Bu tür gelişmeler, bilinen insanlık tarihi boyunca gerçekleşen tüm
teknolojik gelişmeye oranla, 20. yüzyılda ortaya çıkan ani yükseliş
ivmesinin belirtilerinden bazıları olarak gösterilebilir. Bilinen tüm
insanlık tarihi boyunca gerçekleşmiş toplam teknolojik iyileşme ve
gelişmenin en önemli bölümü 20. yüzyıl içerisinde yaşanmıştır.
Endüstriyel İlişkiler Gelişip Değişiyor
Teknolojideki bu ani ve hızlı gelişim endüstriyel ilişkileri de ister
istemez etkilemiştir.
Endüstriyel ilişkiler açısından da son derece dramatik gelişmeler,
geride bıraktığımız yüzyılda gerçekleşmiştir. Fordist üretim sistemi
ile sembolik olarak kendini ifade etmeye başlayan kapitalist
yükselişle birlikte 19. yüzyılın ortalarına kadar ekonomik varlıklarını
sürdürebilen loncalar, ahilik gibi kardeşlik kuruluşları, 20. yüzyılda
devirlerini tamamlamışlardır.

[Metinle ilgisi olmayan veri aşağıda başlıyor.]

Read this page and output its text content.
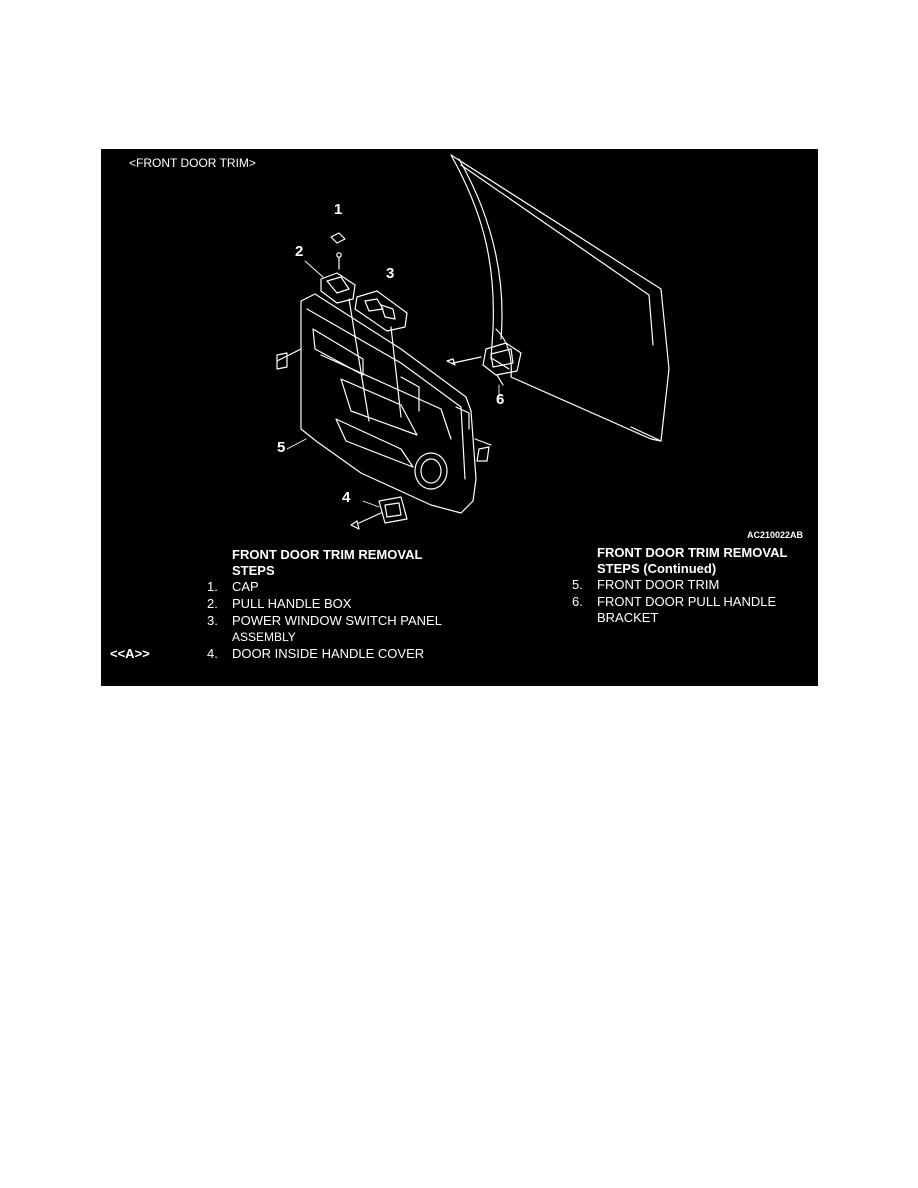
<FRONT DOOR TRIM>
1
2
3
4
5
6
AC210022AB
FRONT DOOR TRIM REMOVAL
STEPS
1. CAP
2. PULL HANDLE BOX
3. POWER WINDOW SWITCH PANEL
ASSEMBLY
<<A>>	4. DOOR INSIDE HANDLE COVER
FRONT DOOR TRIM REMOVAL
STEPS (Continued)
5. FRONT DOOR TRIM
6. FRONT DOOR PULL HANDLE
BRACKET
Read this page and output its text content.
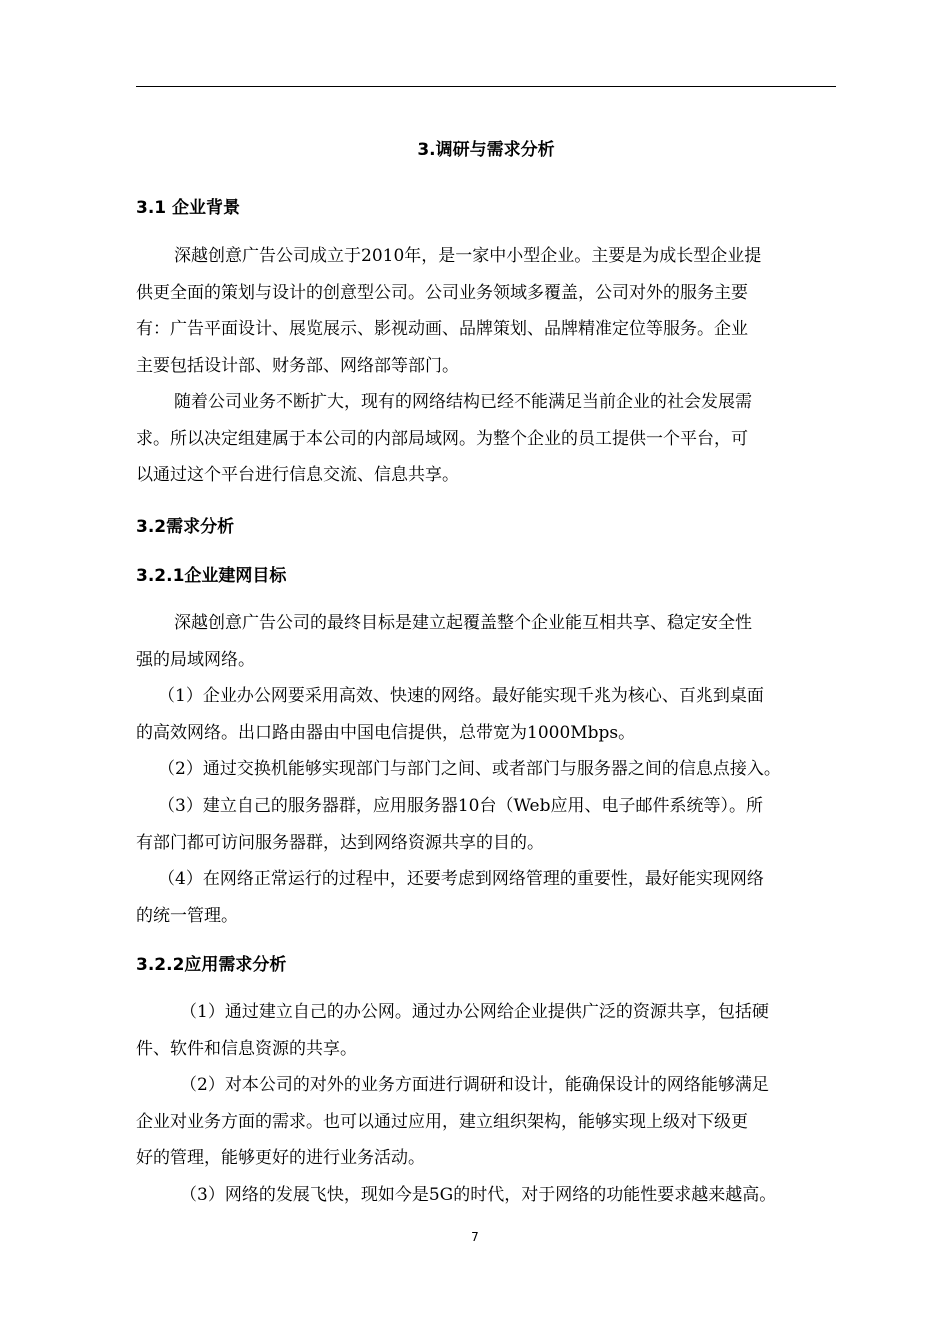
3.调研与需求分析
3.1 企业背景
深越创意广告公司成立于2010年，是一家中小型企业。主要是为成长型企业提
供更全面的策划与设计的创意型公司。公司业务领域多覆盖，公司对外的服务主要
有：广告平面设计、展览展示、影视动画、品牌策划、品牌精准定位等服务。企业
主要包括设计部、财务部、网络部等部门。
随着公司业务不断扩大，现有的网络结构已经不能满足当前企业的社会发展需
求。所以决定组建属于本公司的内部局域网。为整个企业的员工提供一个平台，可
以通过这个平台进行信息交流、信息共享。
3.2需求分析
3.2.1企业建网目标
深越创意广告公司的最终目标是建立起覆盖整个企业能互相共享、稳定安全性
强的局域网络。
（1）企业办公网要采用高效、快速的网络。最好能实现千兆为核心、百兆到桌面
的高效网络。出口路由器由中国电信提供，总带宽为1000Mbps。
（2）通过交换机能够实现部门与部门之间、或者部门与服务器之间的信息点接入。
（3）建立自己的服务器群，应用服务器10台（Web应用、电子邮件系统等）。所
有部门都可访问服务器群，达到网络资源共享的目的。
（4）在网络正常运行的过程中，还要考虑到网络管理的重要性，最好能实现网络
的统一管理。
3.2.2应用需求分析
（1）通过建立自己的办公网。通过办公网给企业提供广泛的资源共享，包括硬
件、软件和信息资源的共享。
（2）对本公司的对外的业务方面进行调研和设计，能确保设计的网络能够满足
企业对业务方面的需求。也可以通过应用，建立组织架构，能够实现上级对下级更
好的管理，能够更好的进行业务活动。
（3）网络的发展飞快，现如今是5G的时代，对于网络的功能性要求越来越高。
7
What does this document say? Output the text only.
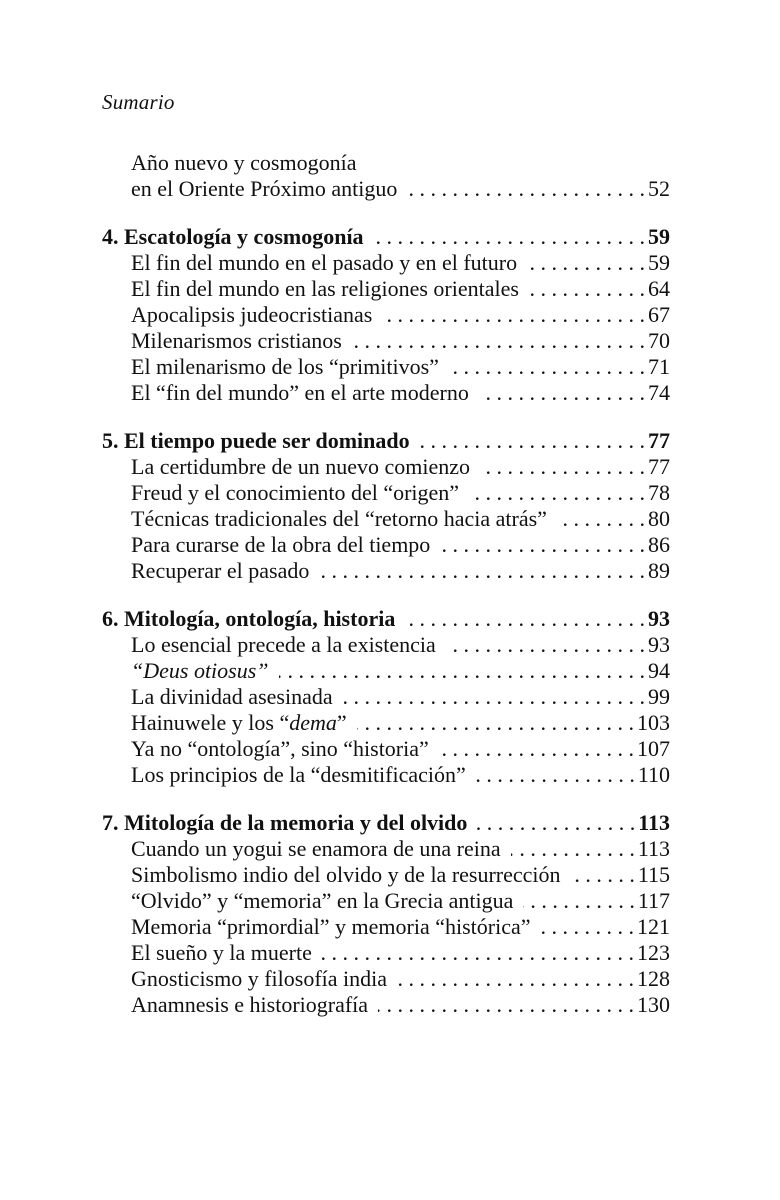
Sumario
Año nuevo y cosmogonía
en el Oriente Próximo antiguo . . .	52
4. Escatología y cosmogonía . . .	59
El fin del mundo en el pasado y en el futuro . . .	59
El fin del mundo en las religiones orientales . . .	64
Apocalipsis judeocristianas . . .	67
Milenarismos cristianos . . .	70
El milenarismo de los “primitivos” . . .	71
El “fin del mundo” en el arte moderno . . .	74
5. El tiempo puede ser dominado . . .	77
La certidumbre de un nuevo comienzo . . .	77
Freud y el conocimiento del “origen” . . .	78
Técnicas tradicionales del “retorno hacia atrás” . . .	80
Para curarse de la obra del tiempo . . .	86
Recuperar el pasado . . .	89
6. Mitología, ontología, historia . . .	93
Lo esencial precede a la existencia . . .	93
“Deus otiosus” . . .	94
La divinidad asesinada . . .	99
Hainuwele y los “dema” . . .	103
Ya no “ontología”, sino “historia” . . .	107
Los principios de la “desmitificación” . . .	110
7. Mitología de la memoria y del olvido . . .	113
Cuando un yogui se enamora de una reina . . .	113
Simbolismo indio del olvido y de la resurrección . . .	115
“Olvido” y “memoria” en la Grecia antigua . . .	117
Memoria “primordial” y memoria “histórica” . . .	121
El sueño y la muerte . . .	123
Gnosticismo y filosofía india . . .	128
Anamnesis e historiografía . . .	130
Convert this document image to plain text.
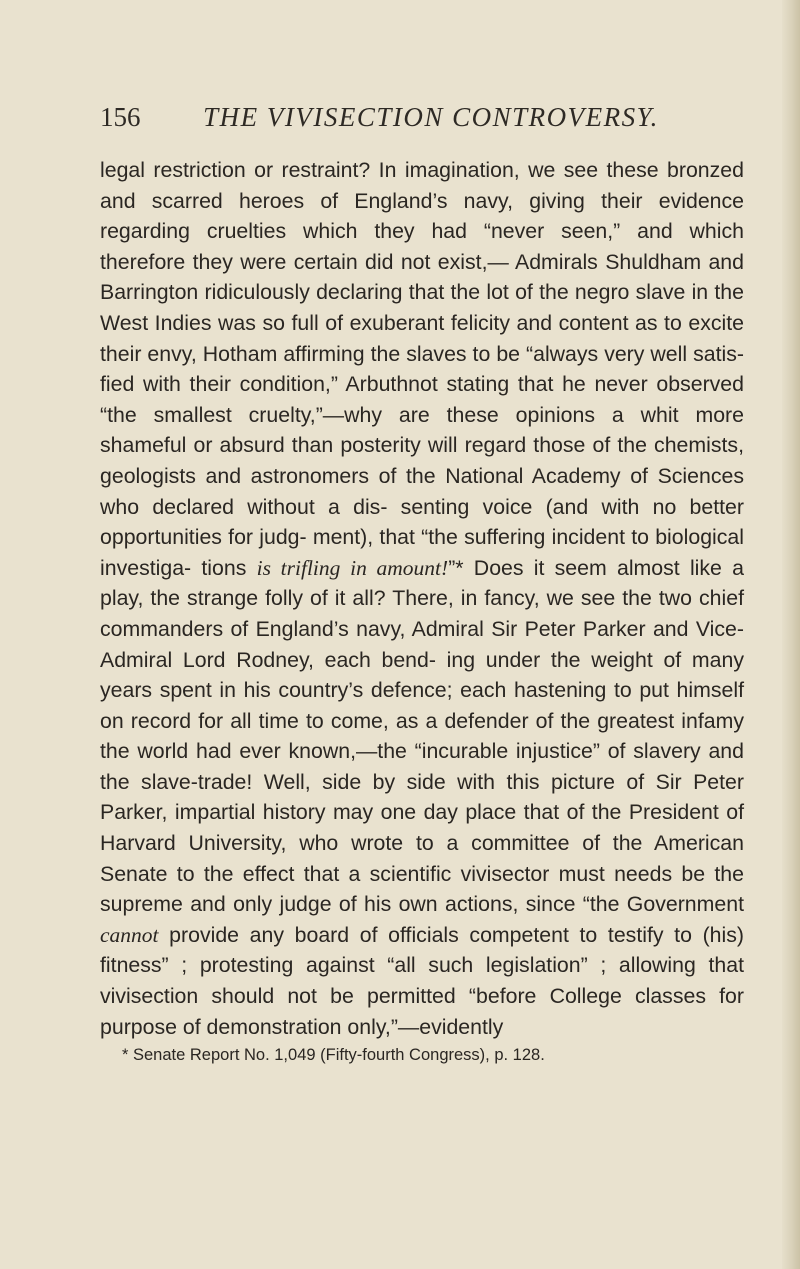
156	THE VIVISECTION CONTROVERSY.

legal restriction or restraint? In imagination, we see these bronzed and scarred heroes of England’s navy, giving their evidence regarding cruelties which they had “never seen,” and which therefore they were certain did not exist,— Admirals Shuldham and Barrington ridiculously declaring that the lot of the negro slave in the West Indies was so full of exuberant felicity and content as to excite their envy, Hotham affirming the slaves to be “always very well satis- fied with their condition,” Arbuthnot stating that he never observed “the smallest cruelty,”—why are these opinions a whit more shameful or absurd than posterity will regard those of the chemists, geologists and astronomers of the National Academy of Sciences who declared without a dis- senting voice (and with no better opportunities for judg- ment), that “the suffering incident to biological investiga- tions is trifling in amount!”* Does it seem almost like a play, the strange folly of it all? There, in fancy, we see the two chief commanders of England’s navy, Admiral Sir Peter Parker and Vice-Admiral Lord Rodney, each bend- ing under the weight of many years spent in his country’s defence; each hastening to put himself on record for all time to come, as a defender of the greatest infamy the world had ever known,—the “incurable injustice” of slavery and the slave-trade! Well, side by side with this picture of Sir Peter Parker, impartial history may one day place that of the President of Harvard University, who wrote to a committee of the American Senate to the effect that a scientific vivisector must needs be the supreme and only judge of his own actions, since “the Government cannot provide any board of officials competent to testify to (his) fitness” ; protesting against “all such legislation” ; allowing that vivisection should not be permitted “before College classes for purpose of demonstration only,”—evidently

* Senate Report No. 1,049 (Fifty-fourth Congress), p. 128.
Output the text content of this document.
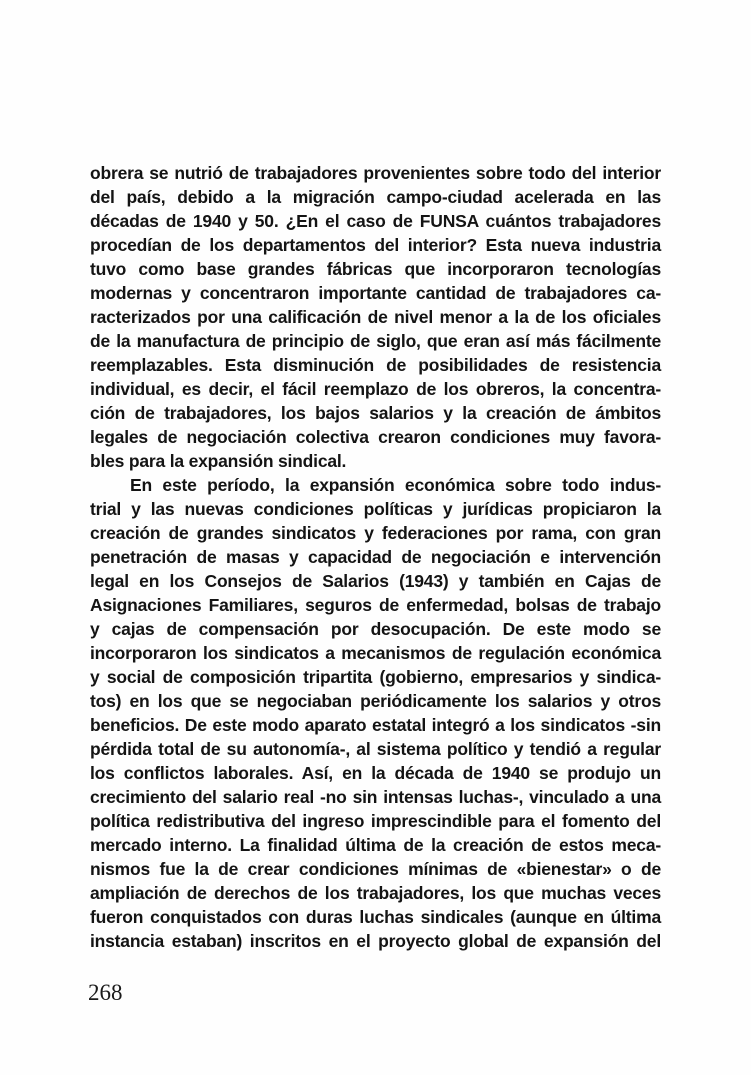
obrera se nutrió de trabajadores provenientes sobre todo del interior
del país, debido a la migración campo-ciudad acelerada en las
décadas de 1940 y 50. ¿En el caso de FUNSA cuántos trabajadores
procedían de los departamentos del interior? Esta nueva industria
tuvo como base grandes fábricas que incorporaron tecnologías
modernas y concentraron importante cantidad de trabajadores ca-
racterizados por una calificación de nivel menor a la de los oficiales
de la manufactura de principio de siglo, que eran así más fácilmente
reemplazables. Esta disminución de posibilidades de resistencia
individual, es decir, el fácil reemplazo de los obreros, la concentra-
ción de trabajadores, los bajos salarios y la creación de ámbitos
legales de negociación colectiva crearon condiciones muy favora-
bles para la expansión sindical.
En este período, la expansión económica sobre todo indus-
trial y las nuevas condiciones políticas y jurídicas propiciaron la
creación de grandes sindicatos y federaciones por rama, con gran
penetración de masas y capacidad de negociación e intervención
legal en los Consejos de Salarios (1943) y también en Cajas de
Asignaciones Familiares, seguros de enfermedad, bolsas de trabajo
y cajas de compensación por desocupación. De este modo se
incorporaron los sindicatos a mecanismos de regulación económica
y social de composición tripartita (gobierno, empresarios y sindica-
tos) en los que se negociaban periódicamente los salarios y otros
beneficios. De este modo aparato estatal integró a los sindicatos -sin
pérdida total de su autonomía-, al sistema político y tendió a regular
los conflictos laborales. Así, en la década de 1940 se produjo un
crecimiento del salario real -no sin intensas luchas-, vinculado a una
política redistributiva del ingreso imprescindible para el fomento del
mercado interno. La finalidad última de la creación de estos meca-
nismos fue la de crear condiciones mínimas de «bienestar» o de
ampliación de derechos de los trabajadores, los que muchas veces
fueron conquistados con duras luchas sindicales (aunque en última
instancia estaban) inscritos en el proyecto global de expansión del
268
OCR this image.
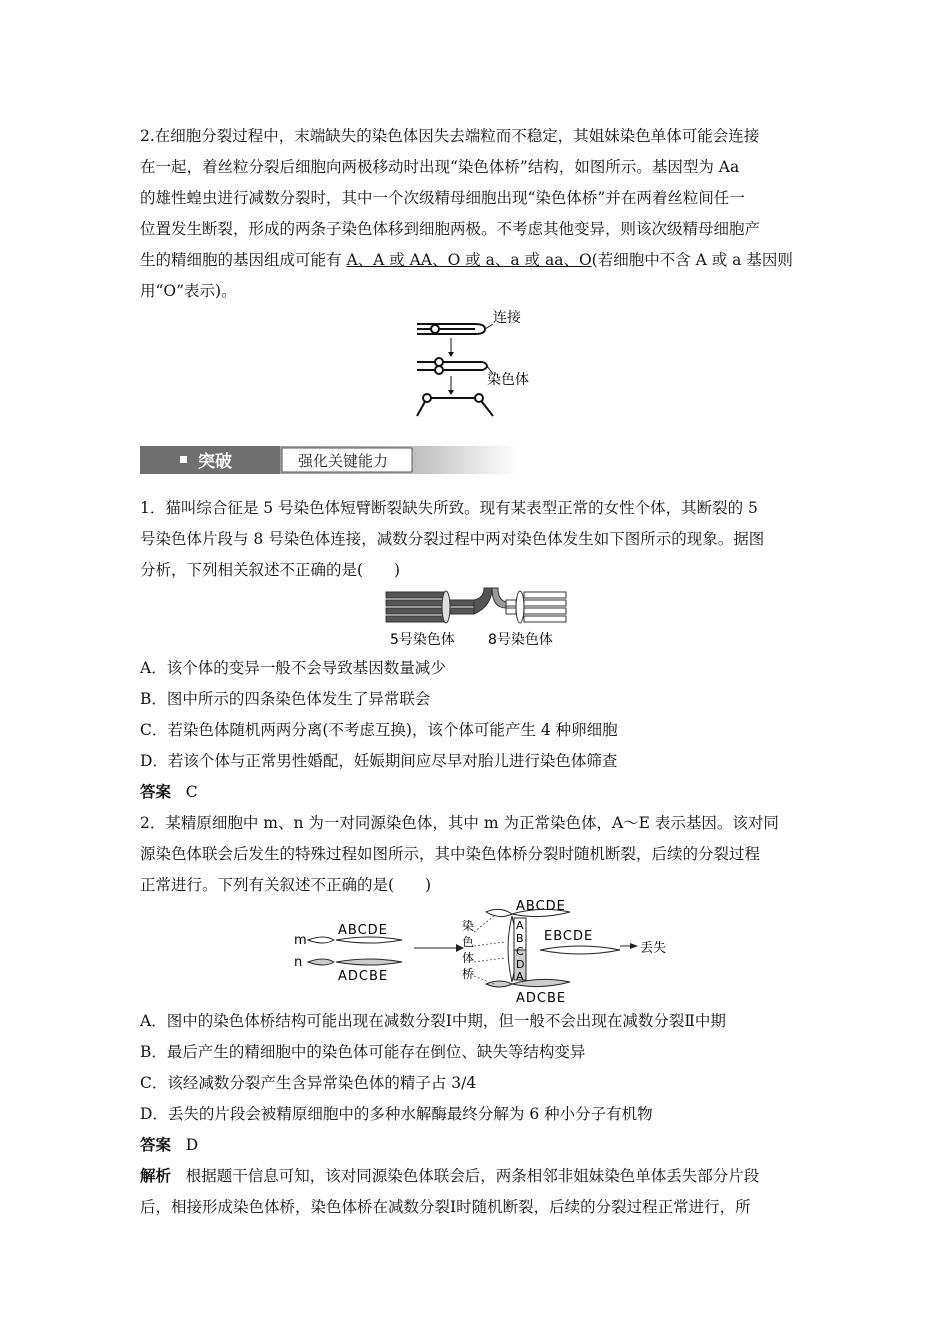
2.在细胞分裂过程中，末端缺失的染色体因失去端粒而不稳定，其姐妹染色单体可能会连接
在一起，着丝粒分裂后细胞向两极移动时出现“染色体桥”结构，如图所示。基因型为 Aa
的雄性蝗虫进行减数分裂时，其中一个次级精母细胞出现“染色体桥”并在两着丝粒间任一
位置发生断裂，形成的两条子染色体移到细胞两极。不考虑其他变异，则该次级精母细胞产
生的精细胞的基因组成可能有 A、A 或 AA、O 或 a、a 或 aa、O(若细胞中不含 A 或 a 基因则
用“O”表示)。
连接
染色体
突破	强化关键能力
1．猫叫综合征是 5 号染色体短臂断裂缺失所致。现有某表型正常的女性个体，其断裂的 5
号染色体片段与 8 号染色体连接，减数分裂过程中两对染色体发生如下图所示的现象。据图
分析，下列相关叙述不正确的是(　　)
5号染色体 8号染色体
A．该个体的变异一般不会导致基因数量减少
B．图中所示的四条染色体发生了异常联会
C．若染色体随机两两分离(不考虑互换)，该个体可能产生 4 种卵细胞
D．若该个体与正常男性婚配，妊娠期间应尽早对胎儿进行染色体筛查
答案 C
2．某精原细胞中 m、n 为一对同源染色体，其中 m 为正常染色体，A～E 表示基因。该对同
源染色体联会后发生的特殊过程如图所示，其中染色体桥分裂时随机断裂，后续的分裂过程
正常进行。下列有关叙述不正确的是(　　)
m
n
ABCDE
ADCBE
染
色
体
桥
ABCDE
ADCBE
A
B
C
D
A
EBCDE
丢失
A．图中的染色体桥结构可能出现在减数分裂Ⅰ中期，但一般不会出现在减数分裂Ⅱ中期
B．最后产生的精细胞中的染色体可能存在倒位、缺失等结构变异
C．该经减数分裂产生含异常染色体的精子占 3/4
D．丢失的片段会被精原细胞中的多种水解酶最终分解为 6 种小分子有机物
答案 D
解析 根据题干信息可知，该对同源染色体联会后，两条相邻非姐妹染色单体丢失部分片段
后，相接形成染色体桥，染色体桥在减数分裂Ⅰ时随机断裂，后续的分裂过程正常进行，所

Yüzyıllar boyunca süren bu geleneksel
üretim sistemini ortadan kaldıran Fordist üretim sistemi de kısa
sayılabilecek bir sürede önemli değişiklikler göstermek zorunda
kalmıştır.
İnsan kaynakları yönetimi açısından da gelişme kaçınılmaz olmuştur.
Taylorizm etkisindeki Fordist üretim sistemi yabancılaşma ve
verimsizlik ile başa çıkamamıştır . Anlaşılmıştır ki, Fordist üretimdeki
gibi üretim bandının başında yapılan planlama alıcıları tam olarak
tatmin edememiş, müşterinin isteklerinin karşılanabilmesi ancak
üretim bandının sonundan planlama yapılması ile hayata geçirilebilmiştir.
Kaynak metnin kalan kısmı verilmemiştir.